El conjunto de la clase política dirigente se muestra completamente ajena al hecho de que su multimillonaria búsqueda de una cifra estimada de entre 50 y 75 terroristas fantasmas de Al Qaida en Afganistán ha acelerado la destrucción de empleos de remuneración media en Estados Unidos.

El conjunto del espectro político se ha orientado decisivamente hacia la derecha y la extrema derecha. El debate entre demócratas y republicanos versa sobre si recortar cuatro o más billones de dólares de lo poco que queda de los programas sociales del país.

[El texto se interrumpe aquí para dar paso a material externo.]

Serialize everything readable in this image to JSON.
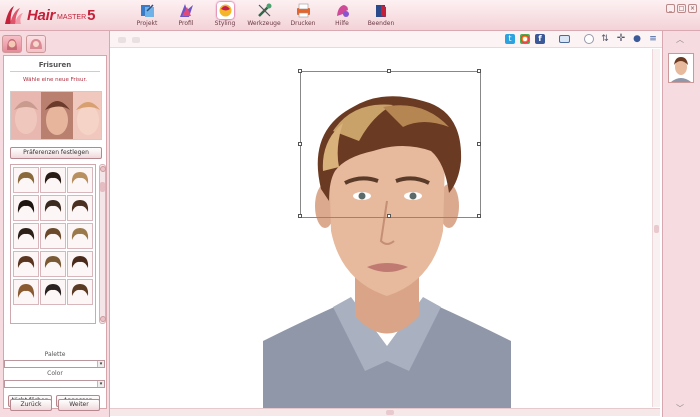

Los demócratas y la extrema derecha se han unido en el objetivo de librar múltiples guerras al tiempo que tratan de ganarse el favor y los fondos del 0,01 por ciento de magnates multimillonarios poseedores de dinero y propiedades, cuya riqueza ha aumentado tan espectacularmente durante la crisis.
Conclusión: 
Pero en el seno de los círculos más destacados del gobierno de Obama hay un descontento profundo y sereno; los altos cargos «más capaces y brillantes» se apresuran a abandonar el barco antes de que quede claro que hace agua: el gurú económico Larry Summers, Rahm Emmanuel, Stuart Levey, Peter Orzag, Bob Gates, Tim Geithner y otros, responsables de unas guerras desastrosas, de las catástrofes económicas, de la burda concentración de riqueza y del deterioro de nuestro nivel de vida, han abandonado su puesto o han anunciado su «jubilación» dejando a los sonrientes estafadores (el presidente Obama y el vicepresidente «Joe» Biden») y a sus «últimos y despistados leales» que asuman la culpa de que se esfuman las reservas de la economía y nuestros programas sociales. ¿De qué otro modo podemos explicar una marcha muy poco valiente (para «pasar más tiempo con la familia») ante semejante agudización de la crisis? La precipitada retirada de estos altos cargos viene motivada por el deseo de eludir responsabilidades políticas y salvarse de las acusaciones de la historia por su participación en la inminente debacle económica. Están deseando ocultarse de un futuro juicio acerca de quiénes fueron los legisladores y líderes y cuáles las medidas que desembocaron en la desaparición de las clases medias y trabajadoras estadounidenses junto con sus empleos, sus pensiones estables, sus seguridad social, su atención sanitaria digna y su lugar decente en el mundo.